When light passes through a narrow slit, it diffracts and produces a diffraction pattern on a screen. The pattern consists of a central bright maximum flanked by a series of alternating bright and dark fringes.

The condition for the first minimum in the diffraction pattern is given by :

$$ a\sin\theta = \lambda $$

where $a$ is the width of the slit, $\theta$ is the angle of diffraction, and $\lambda$ is the wavelength of the incident light.

In this problem, we are given that the wavelength of the incident light is $\lambda = 600\,\mathrm{nm}$, and the angle of diffraction for the first minimum is $\theta = 30^\circ$. We want to find the width of the slit, $a$, for which this occurs.

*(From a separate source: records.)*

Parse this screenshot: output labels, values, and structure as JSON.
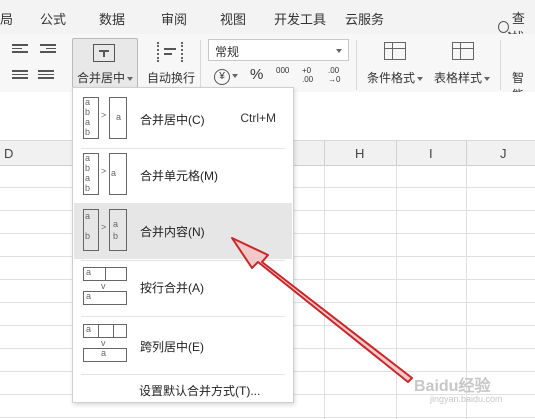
{
  "ribbon_tabs": [
    "局",
    "公式",
    "数据",
    "审阅",
    "视图",
    "开发工具",
    "云服务"
  ],
  "search_label": "查找",
  "toolbar": {
    "merge_label": "合并居中",
    "wrap_label": "自动换行",
    "number_format": "常规",
    "currency_symbol": "¥",
    "percent_symbol": "%",
    "thousands_symbol": "000",
    "inc_decimal": "+0 .00",
    "dec_decimal": ".00 →0",
    "conditional_format_label": "条件格式",
    "table_style_label": "表格样式",
    "smart_label": "智能"
  },
  "columns": [
    "D",
    "H",
    "I",
    "J"
  ],
  "merge_menu": {
    "items": [
      {
        "label": "合并居中(C)",
        "shortcut": "Ctrl+M",
        "icon": "merge-center-icon",
        "highlighted": false
      },
      {
        "label": "合并单元格(M)",
        "shortcut": "",
        "icon": "merge-cells-icon",
        "highlighted": false
      },
      {
        "label": "合并内容(N)",
        "shortcut": "",
        "icon": "merge-content-icon",
        "highlighted": true
      },
      {
        "label": "按行合并(A)",
        "shortcut": "",
        "icon": "merge-by-row-icon",
        "highlighted": false
      },
      {
        "label": "跨列居中(E)",
        "shortcut": "",
        "icon": "center-across-icon",
        "highlighted": false
      }
    ],
    "default_setting": "设置默认合并方式(T)...",
    "cell_letters_a": "a",
    "cell_letters_b": "b"
  },
  "annotation_arrow_color": "#c8282b",
  "watermark": {
    "brand": "Baidu经验",
    "url": "jingyan.baidu.com"
  }
}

Substituting the given values into the condition for the first minimum, we get :

$$ a\sin 30^\circ = 600\,\mathrm{nm} $$

Simplifying, we get :

$$ a\cdot \frac{1}{2} = 600\,\mathrm{nm} $$

Multiplying both sides by 2, we get :

$$ a = 1200\,\mathrm{nm} = \boxed{1.2\,\mu\mathrm{m}} $$

Therefore, the width of the slit for which the first minimum appears at $\theta = 30^\circ$ is $\boxed{1.2\,\mu\mathrm{m}}$.